Chapitre IX

Où il faut finir de gratter

 

Cécile Fischer

 

La petite Sophie ne sait pas où se placer. Cela faisait déjà bien longtemps qu’elle attendait le train, elle s’en souvenait avant d’avoir atterri ici. Peut-être que ce changement de gare est bon signe, mais elle ne comprend pas comment elle est arrivée là. Tous ces adultes qui s’inquiètent, crient et se disputent ne lui disent rien de bon. Errant de quai en quai, sa valise à la main, elle remarque une silhouette allongée sur un banc, sur le Quai numéro 1. Quelqu’un qui s’est écarté de l’excitation générale, quelqu’un qui paraît paisible. Intriguée, presque soulagée par cette vision, elle s’approche. Elle l’observe un instant, penchée par-dessus lui, craignant de troubler la somnolence de l’homme. Il a en effet les yeux clos, la bouche entrouverte et semble ne pas se soucier de l’agitation qui règne autour de lui. Une quarantaine d’années, déduit Sophie. Avec sa barbe de trois jours, son t-shirt à l’envers, ses cheveux en bataille et sa veste toute froissée, il semble las, mais tranquille. Apaisée par cette tranquillité, Sophie décide de ne pas faire de bruit afin de ne pas le réveiller. Mais, à ce moment précis, les yeux de l’homme s’ouvrent pour placer sur Sophie un regard brumeux. Au bout de quelques secondes d’intense scrutation, l’homme se redresse, toujours silencieux.

— Bonjour, dit Sophie.

— Bonjour, répondit l’homme d’une voix posée, douce, presque monocorde.

— Je m’appelle Sophie.

— Jean-Baptiste.

— D’accord.

Silence.

— Vous êtes le commissaire de police ?

— Oui.

— Pourquoi vous ne cherchez pas d’indices pour comprendre ce que nous faisons ici, alors ?

— Qui te dit que je ne cherche pas ?

Et tous deux laissent le silence reprendre possession de la petite bulle de calme que Jean-Baptiste Adamsberg a tacitement accepté d’ouvrir à Sophie. Le silence ne le gêne pas.
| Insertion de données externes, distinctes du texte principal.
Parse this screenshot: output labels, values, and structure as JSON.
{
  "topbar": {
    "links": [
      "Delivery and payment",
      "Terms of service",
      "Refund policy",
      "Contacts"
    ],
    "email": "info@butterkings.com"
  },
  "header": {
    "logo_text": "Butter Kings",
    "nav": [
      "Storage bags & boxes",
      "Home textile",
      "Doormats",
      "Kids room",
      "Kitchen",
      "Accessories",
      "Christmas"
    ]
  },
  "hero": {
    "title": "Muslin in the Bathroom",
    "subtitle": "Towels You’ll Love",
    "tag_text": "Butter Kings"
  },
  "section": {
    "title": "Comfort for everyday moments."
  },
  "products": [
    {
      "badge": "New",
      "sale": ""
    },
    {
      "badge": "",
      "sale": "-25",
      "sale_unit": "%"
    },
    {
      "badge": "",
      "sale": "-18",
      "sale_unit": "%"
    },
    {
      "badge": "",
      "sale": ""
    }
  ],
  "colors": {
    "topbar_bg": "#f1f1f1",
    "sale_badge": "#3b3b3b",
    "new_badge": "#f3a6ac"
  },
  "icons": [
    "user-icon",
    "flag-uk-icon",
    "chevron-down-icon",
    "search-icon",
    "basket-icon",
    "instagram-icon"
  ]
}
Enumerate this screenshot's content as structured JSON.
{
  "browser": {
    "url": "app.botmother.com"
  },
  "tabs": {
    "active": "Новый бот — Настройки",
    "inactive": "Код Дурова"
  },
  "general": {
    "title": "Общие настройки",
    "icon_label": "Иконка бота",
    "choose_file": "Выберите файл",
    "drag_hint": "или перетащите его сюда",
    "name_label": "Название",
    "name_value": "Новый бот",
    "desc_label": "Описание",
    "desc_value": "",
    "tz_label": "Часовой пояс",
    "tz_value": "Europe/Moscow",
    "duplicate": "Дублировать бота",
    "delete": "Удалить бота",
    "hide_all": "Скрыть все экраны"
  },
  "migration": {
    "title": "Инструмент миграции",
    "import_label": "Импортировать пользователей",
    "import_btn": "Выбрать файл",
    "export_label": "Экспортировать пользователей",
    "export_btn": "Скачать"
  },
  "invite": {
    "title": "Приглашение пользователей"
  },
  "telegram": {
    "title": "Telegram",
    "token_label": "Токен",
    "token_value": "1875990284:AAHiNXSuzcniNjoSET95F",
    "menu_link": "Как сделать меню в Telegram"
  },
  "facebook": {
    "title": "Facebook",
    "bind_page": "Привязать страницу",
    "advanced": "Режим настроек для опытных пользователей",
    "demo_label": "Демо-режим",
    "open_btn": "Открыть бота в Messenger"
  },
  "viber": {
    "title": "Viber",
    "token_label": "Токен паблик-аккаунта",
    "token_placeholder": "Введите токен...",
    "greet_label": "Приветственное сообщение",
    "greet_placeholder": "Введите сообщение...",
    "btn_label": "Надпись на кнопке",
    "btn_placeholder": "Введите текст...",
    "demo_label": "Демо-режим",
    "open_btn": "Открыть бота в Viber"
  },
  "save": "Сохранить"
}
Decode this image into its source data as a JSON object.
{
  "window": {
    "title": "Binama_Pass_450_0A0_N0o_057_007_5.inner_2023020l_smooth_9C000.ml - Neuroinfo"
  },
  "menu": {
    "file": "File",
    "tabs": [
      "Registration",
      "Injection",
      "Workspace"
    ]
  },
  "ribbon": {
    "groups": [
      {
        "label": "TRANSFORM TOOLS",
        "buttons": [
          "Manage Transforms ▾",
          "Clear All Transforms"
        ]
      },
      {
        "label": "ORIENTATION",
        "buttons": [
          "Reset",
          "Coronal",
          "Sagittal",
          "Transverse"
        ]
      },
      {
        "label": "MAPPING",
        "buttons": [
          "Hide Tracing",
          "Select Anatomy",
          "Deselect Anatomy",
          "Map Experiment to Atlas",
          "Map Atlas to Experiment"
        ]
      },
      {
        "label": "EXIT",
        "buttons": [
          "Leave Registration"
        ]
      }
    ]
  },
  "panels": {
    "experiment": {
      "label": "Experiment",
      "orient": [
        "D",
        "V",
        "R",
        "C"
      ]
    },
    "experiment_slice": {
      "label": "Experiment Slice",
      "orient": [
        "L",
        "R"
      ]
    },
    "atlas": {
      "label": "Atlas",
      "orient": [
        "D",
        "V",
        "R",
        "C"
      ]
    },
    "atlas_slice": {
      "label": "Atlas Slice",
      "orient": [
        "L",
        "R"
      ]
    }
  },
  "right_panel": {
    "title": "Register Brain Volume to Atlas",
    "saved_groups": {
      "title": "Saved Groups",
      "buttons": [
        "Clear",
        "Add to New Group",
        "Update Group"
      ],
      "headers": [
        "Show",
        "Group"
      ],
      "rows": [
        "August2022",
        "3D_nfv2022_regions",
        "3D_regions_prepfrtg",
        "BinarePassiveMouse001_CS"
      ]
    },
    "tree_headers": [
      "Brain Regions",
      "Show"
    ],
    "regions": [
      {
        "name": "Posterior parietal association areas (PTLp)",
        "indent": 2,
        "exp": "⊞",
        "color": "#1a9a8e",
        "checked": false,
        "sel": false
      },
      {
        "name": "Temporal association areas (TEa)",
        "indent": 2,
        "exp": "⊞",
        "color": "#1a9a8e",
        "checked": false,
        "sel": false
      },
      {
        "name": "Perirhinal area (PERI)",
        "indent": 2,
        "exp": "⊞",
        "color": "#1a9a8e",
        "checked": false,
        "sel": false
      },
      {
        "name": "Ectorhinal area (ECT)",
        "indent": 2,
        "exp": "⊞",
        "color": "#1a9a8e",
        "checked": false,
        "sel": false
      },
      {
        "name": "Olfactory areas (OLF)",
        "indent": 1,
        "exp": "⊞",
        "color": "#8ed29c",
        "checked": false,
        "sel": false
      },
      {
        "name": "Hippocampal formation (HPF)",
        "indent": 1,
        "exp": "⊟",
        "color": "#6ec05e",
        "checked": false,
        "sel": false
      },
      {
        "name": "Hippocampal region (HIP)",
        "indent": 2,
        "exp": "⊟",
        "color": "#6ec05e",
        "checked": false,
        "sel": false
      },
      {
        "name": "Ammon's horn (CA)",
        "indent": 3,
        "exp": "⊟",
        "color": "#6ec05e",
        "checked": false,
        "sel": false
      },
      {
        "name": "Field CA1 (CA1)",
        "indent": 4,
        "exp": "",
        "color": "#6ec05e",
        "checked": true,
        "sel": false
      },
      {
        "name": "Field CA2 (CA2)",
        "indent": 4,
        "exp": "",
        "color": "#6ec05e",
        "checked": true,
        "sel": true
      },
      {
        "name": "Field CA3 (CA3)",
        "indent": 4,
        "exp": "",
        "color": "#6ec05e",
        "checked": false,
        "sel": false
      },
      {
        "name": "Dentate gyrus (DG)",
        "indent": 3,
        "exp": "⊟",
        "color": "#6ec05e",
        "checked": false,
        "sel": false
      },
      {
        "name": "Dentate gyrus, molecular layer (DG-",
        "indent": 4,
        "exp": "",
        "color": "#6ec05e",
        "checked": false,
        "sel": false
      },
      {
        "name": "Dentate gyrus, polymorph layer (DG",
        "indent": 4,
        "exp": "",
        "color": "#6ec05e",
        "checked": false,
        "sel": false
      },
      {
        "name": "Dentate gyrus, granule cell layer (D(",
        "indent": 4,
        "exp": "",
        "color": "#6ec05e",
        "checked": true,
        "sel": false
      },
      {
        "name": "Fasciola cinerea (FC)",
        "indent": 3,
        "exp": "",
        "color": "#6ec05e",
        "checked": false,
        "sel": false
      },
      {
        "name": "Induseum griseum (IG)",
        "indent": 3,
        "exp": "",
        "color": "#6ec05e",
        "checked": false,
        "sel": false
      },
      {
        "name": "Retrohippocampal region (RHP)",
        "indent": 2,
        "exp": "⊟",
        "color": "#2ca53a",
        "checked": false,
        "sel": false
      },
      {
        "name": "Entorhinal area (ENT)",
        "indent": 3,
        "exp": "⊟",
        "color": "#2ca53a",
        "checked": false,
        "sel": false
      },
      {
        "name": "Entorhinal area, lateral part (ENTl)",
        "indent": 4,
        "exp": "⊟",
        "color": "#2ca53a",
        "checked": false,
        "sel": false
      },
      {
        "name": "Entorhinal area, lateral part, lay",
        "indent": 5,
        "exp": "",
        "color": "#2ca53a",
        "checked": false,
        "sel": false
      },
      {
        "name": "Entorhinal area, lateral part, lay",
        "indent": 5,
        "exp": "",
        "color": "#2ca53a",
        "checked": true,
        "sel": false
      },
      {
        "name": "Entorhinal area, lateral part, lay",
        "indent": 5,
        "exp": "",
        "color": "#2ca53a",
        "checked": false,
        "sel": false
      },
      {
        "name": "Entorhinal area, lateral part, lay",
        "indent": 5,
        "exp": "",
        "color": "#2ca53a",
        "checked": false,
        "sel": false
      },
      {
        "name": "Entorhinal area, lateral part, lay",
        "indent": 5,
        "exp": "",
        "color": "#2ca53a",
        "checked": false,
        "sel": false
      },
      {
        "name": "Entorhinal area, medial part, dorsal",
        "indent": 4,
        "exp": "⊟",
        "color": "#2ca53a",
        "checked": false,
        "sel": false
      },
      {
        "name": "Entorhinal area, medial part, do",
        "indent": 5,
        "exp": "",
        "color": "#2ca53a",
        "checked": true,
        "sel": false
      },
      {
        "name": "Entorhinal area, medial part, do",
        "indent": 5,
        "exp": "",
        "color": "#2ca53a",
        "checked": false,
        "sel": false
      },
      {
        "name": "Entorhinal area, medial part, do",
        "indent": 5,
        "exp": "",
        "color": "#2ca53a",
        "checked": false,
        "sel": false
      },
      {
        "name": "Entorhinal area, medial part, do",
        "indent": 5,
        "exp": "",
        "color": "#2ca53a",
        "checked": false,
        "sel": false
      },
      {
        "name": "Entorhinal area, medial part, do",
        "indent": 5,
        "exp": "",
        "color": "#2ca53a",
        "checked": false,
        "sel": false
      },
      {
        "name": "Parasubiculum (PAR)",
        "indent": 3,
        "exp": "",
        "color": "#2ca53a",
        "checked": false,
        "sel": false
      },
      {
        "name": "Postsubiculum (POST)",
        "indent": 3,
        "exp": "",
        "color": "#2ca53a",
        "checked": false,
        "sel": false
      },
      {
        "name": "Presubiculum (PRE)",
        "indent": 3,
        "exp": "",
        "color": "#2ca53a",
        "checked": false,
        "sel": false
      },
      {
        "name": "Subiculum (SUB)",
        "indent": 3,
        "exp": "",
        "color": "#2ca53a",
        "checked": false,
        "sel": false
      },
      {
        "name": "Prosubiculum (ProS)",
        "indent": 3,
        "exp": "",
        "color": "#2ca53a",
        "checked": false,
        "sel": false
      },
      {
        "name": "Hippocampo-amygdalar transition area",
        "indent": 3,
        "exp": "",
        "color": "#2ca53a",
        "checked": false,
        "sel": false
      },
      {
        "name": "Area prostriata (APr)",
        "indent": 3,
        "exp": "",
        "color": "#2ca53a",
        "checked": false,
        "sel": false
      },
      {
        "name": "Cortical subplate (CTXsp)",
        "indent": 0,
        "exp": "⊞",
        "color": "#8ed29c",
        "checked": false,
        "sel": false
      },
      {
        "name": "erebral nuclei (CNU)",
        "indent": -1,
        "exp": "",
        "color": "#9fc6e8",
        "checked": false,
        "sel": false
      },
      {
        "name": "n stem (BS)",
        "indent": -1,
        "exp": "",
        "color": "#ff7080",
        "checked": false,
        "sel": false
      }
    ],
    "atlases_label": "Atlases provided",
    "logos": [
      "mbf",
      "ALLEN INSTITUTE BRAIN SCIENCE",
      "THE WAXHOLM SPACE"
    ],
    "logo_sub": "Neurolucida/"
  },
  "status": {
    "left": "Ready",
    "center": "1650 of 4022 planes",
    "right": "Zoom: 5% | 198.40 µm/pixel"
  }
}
Au contraire, il est de ceux qui s’y sentent bien, qui s’y confortent, y trouvant un sens serein que les mots superflus n’ont jamais l’air de vouloir lui accorder.

Plusieurs minutes s’écoulent ainsi, sans le moindre bruit, sans le moindre mouvement. Enfin Adamsberg s’étire et se lève.

— Vous partez ? s’inquiète aussitôt Sophie.

— Non. Je n’ai nulle part où aller. Je ne peux juste pas rester trop longtemps assis.

— Ah. Et pourquoi ?

— Je n’aime pas ça, ça m’empêche de penser, j’ai besoin de mouvement.

— Je comprends.

Nouveau silence.

Il faut dire que, depuis toujours, Adamsberg réfléchissait de manière vague […]. Il n’avait jamais compris ce qui se passait quand il voyait des gens prendre leur tête entre leurs mains et dire « Bien, réfléchissons »[1].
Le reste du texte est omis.